Du côté des quêtes principales, c’est un peu plus varié. Mais il faut attendre la forteresse gelée pour avoir enfin un peu de challenge, le froid qui vient perturber votre progression étant d’ailleurs une très bonne idée. Et en ce qui concerne les boss, vous en aurez deux pour le prix d’un. Le premier a le charisme d’une huitre et vous entraîne dans un affrontement particulièrement bordélique. Le second, ignoblement spoilé par la bande-annonce, se combat comme tous ses congénères, donc rien de bien neuf, mais il a au moins le mérite de vous offrir un écrin digne de ce nom pour le dernier combat.
Au final, on se retrouve avec un challenge correct, sans plus, et une bonne durée de vie, dix à douze heures pour tout faire tranquillement. Mais celle-ci est faussée par les quêtes de remplissage et le temps passé à crapahuter de droite à gauche pour accomplir des tâches sans intérêts ou parcourir des kilomètres de pixels. Ce n'est pas non plus complètement désagréable, mais c'est quand même un problème et un défaut agaçant qui plombait déjà le jeu principal. Il peut donc être particulièrement irritant de le retrouver dans un contenu téléchargeable payant.
La question qui fâche
Alors, ce DLC vaut-il le prix exorbitant qui en est demandé, à savoir 14,99 € ? Pour le déterminer, il faut le comparer avec le jeu principal et les contenus antérieurement proposés dans les autres titres de l’éditeur.

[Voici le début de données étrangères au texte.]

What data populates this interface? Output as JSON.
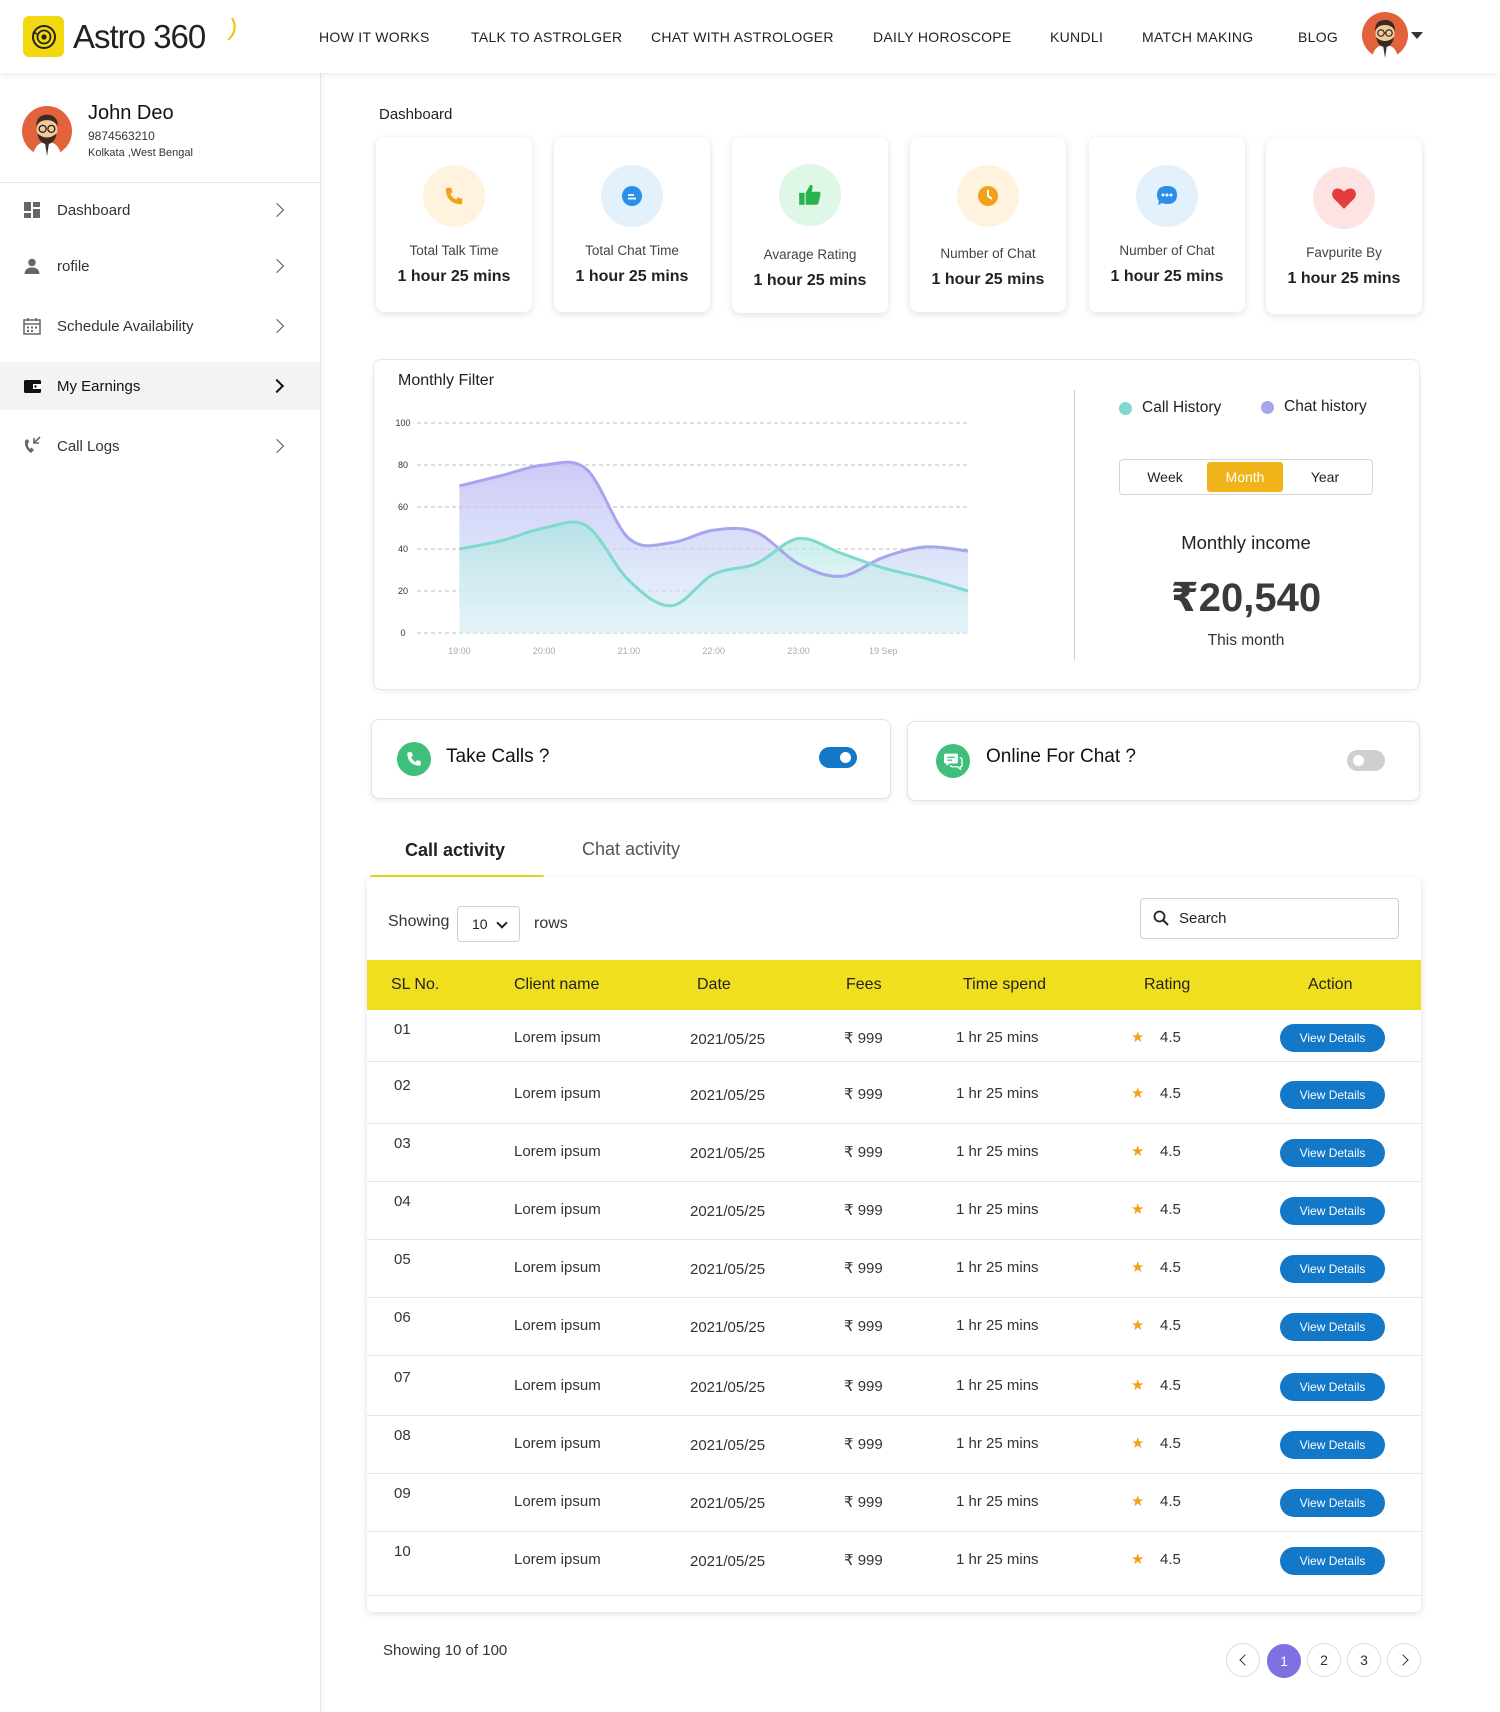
{
  "brand": {
    "name": "Astro 360",
    "accent": "#f2d80f"
  },
  "nav": [
    "HOW IT WORKS",
    "TALK TO ASTROLGER",
    "CHAT WITH ASTROLOGER",
    "DAILY HOROSCOPE",
    "KUNDLI",
    "MATCH MAKING",
    "BLOG"
  ],
  "profile": {
    "name": "John Deo",
    "phone": "9874563210",
    "location": "Kolkata ,West Bengal"
  },
  "sidebar": {
    "items": [
      {
        "label": "Dashboard",
        "icon": "dashboard-icon"
      },
      {
        "label": "rofile",
        "icon": "user-icon"
      },
      {
        "label": "Schedule Availability",
        "icon": "calendar-icon"
      },
      {
        "label": "My Earnings",
        "icon": "wallet-icon",
        "active": true
      },
      {
        "label": "Call Logs",
        "icon": "call-logs-icon"
      }
    ]
  },
  "dashboard": {
    "title": "Dashboard",
    "stats": [
      {
        "label": "Total Talk Time",
        "value": "1 hour 25 mins",
        "icon": "phone-icon",
        "color": "#f0a21a"
      },
      {
        "label": "Total Chat Time",
        "value": "1 hour 25 mins",
        "icon": "chat-icon",
        "color": "#2b8ee8"
      },
      {
        "label": "Avarage Rating",
        "value": "1 hour 25 mins",
        "icon": "thumbs-up-icon",
        "color": "#27b34d"
      },
      {
        "label": "Number of Chat",
        "value": "1 hour 25 mins",
        "icon": "clock-icon",
        "color": "#f0a21a"
      },
      {
        "label": "Number of Chat",
        "value": "1 hour 25 mins",
        "icon": "chat-dots-icon",
        "color": "#2b8ee8"
      },
      {
        "label": "Favpurite By",
        "value": "1 hour 25 mins",
        "icon": "heart-icon",
        "color": "#e43d3d"
      }
    ]
  },
  "monthly": {
    "title": "Monthly Filter",
    "periods": [
      "Week",
      "Month",
      "Year"
    ],
    "active_period": "Month",
    "income_title": "Monthly income",
    "income_value": "₹20,540",
    "income_sub": "This month"
  },
  "chart_data": {
    "type": "area",
    "title": "Monthly Filter",
    "x_ticks": [
      "19:00",
      "20:00",
      "21:00",
      "22:00",
      "23:00",
      "19 Sep"
    ],
    "y_ticks": [
      0,
      20,
      40,
      60,
      80,
      100
    ],
    "ylim": [
      0,
      100
    ],
    "grid": true,
    "legend_position": "right",
    "x_positions": [
      0,
      0.5,
      1,
      1.5,
      2,
      2.5,
      3,
      3.5,
      4,
      4.5,
      5,
      5.5,
      6
    ],
    "xlim": [
      -0.5,
      6
    ],
    "series": [
      {
        "name": "Call History",
        "color": "#7ed9cf",
        "values": [
          40,
          44,
          50,
          51,
          25,
          13,
          28,
          33,
          45,
          38,
          31,
          26,
          20
        ]
      },
      {
        "name": "Chat history",
        "color": "#a9a4ee",
        "values": [
          70,
          75,
          80,
          78,
          45,
          43,
          49,
          48,
          33,
          27,
          36,
          41,
          39
        ]
      }
    ]
  },
  "toggles": {
    "calls": {
      "label": "Take Calls ?",
      "on": true
    },
    "chat": {
      "label": "Online For Chat ?",
      "on": false
    }
  },
  "tabs": [
    {
      "label": "Call activity",
      "active": true
    },
    {
      "label": "Chat activity",
      "active": false
    }
  ],
  "table": {
    "showing_label": "Showing",
    "rows_value": "10",
    "rows_label": "rows",
    "search_placeholder": "Search",
    "headers": [
      "SL No.",
      "Client name",
      "Date",
      "Fees",
      "Time spend",
      "Rating",
      "Action"
    ],
    "action_label": "View Details",
    "rows": [
      [
        "01",
        "Lorem ipsum",
        "2021/05/25",
        "₹ 999",
        "1 hr 25 mins",
        "4.5"
      ],
      [
        "02",
        "Lorem ipsum",
        "2021/05/25",
        "₹ 999",
        "1 hr 25 mins",
        "4.5"
      ],
      [
        "03",
        "Lorem ipsum",
        "2021/05/25",
        "₹ 999",
        "1 hr 25 mins",
        "4.5"
      ],
      [
        "04",
        "Lorem ipsum",
        "2021/05/25",
        "₹ 999",
        "1 hr 25 mins",
        "4.5"
      ],
      [
        "05",
        "Lorem ipsum",
        "2021/05/25",
        "₹ 999",
        "1 hr 25 mins",
        "4.5"
      ],
      [
        "06",
        "Lorem ipsum",
        "2021/05/25",
        "₹ 999",
        "1 hr 25 mins",
        "4.5"
      ],
      [
        "07",
        "Lorem ipsum",
        "2021/05/25",
        "₹ 999",
        "1 hr 25 mins",
        "4.5"
      ],
      [
        "08",
        "Lorem ipsum",
        "2021/05/25",
        "₹ 999",
        "1 hr 25 mins",
        "4.5"
      ],
      [
        "09",
        "Lorem ipsum",
        "2021/05/25",
        "₹ 999",
        "1 hr 25 mins",
        "4.5"
      ],
      [
        "10",
        "Lorem ipsum",
        "2021/05/25",
        "₹ 999",
        "1 hr 25 mins",
        "4.5"
      ]
    ]
  },
  "pagination": {
    "showing": "Showing 10 of 100",
    "pages": [
      "1",
      "2",
      "3"
    ],
    "current": "1"
  }
}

Or, ici, force est de constater qu’il s’agit d’un ajout assez moyen. Certes, la zone est belle et on apprend quelques petites choses sur l’univers. Cependant, il faut garder à l’esprit que, pour le même prix, BioWare nous avait vendu Awakening, une véritable extension du premier épisode, avec un scénario complet, de nouveaux personnages, de nouvelles zones… bref, une extension digne de ce nom. Et pour l’épisode suivant, L’Héritage et la Marque de l’Assassin avaient beau être plus courts, ils proposaient au moins des scénarios plus intéressants et prenants, avec des personnages marquants (Corypheus et Tallis) et plus de fun, pour 5 € de moins. Côté Mass Effect, Citadelle, par exemple, vendu au même prix, avait le mérite de vous occuper un bon moment tout en vous faisant rire. Rien de tel avec les Crocs d’Hakkon. Le contenu est certes sympathique et soigné, mais ça ne vaut certainement pas 14,99 €.
Points forts
- Une zone superbe…
- Des informations sur les Alvars et l’ancienne Inquisition…
- Une bonne durée de vie…
- Harding, Kenric et Svarah
Points faibles
- ... mais un peu pénible à explorer
- ... mais trop peu exploitées pour les rendre indispensables
- ... artificiellement gonflée par les quêtes de remplissage et la randonnée obligatoire
- Un scénario mal développé et décevant
- Un challenge limité
- On s’ennuie quand même un peu
Les Crocs d’Hakkon se révèle être un DLC assez moyen. S’il propose une nouvelle zone vaste et de toute beauté, ainsi que des informations intéressantes sur le passé de l’Inquisition ou les Alvars, le challenge proposé est finalement décevant. On se retrouve dans une énième région pleine de quêtes de remplissage sans intérêt, qui viennent allonger artificiellement une durée de vie tout de même honorable. Beaucoup trop cher pour ce qu’il propose, ce contenu est à réserver aux fans inconditionnels. Et à prendre en soldes.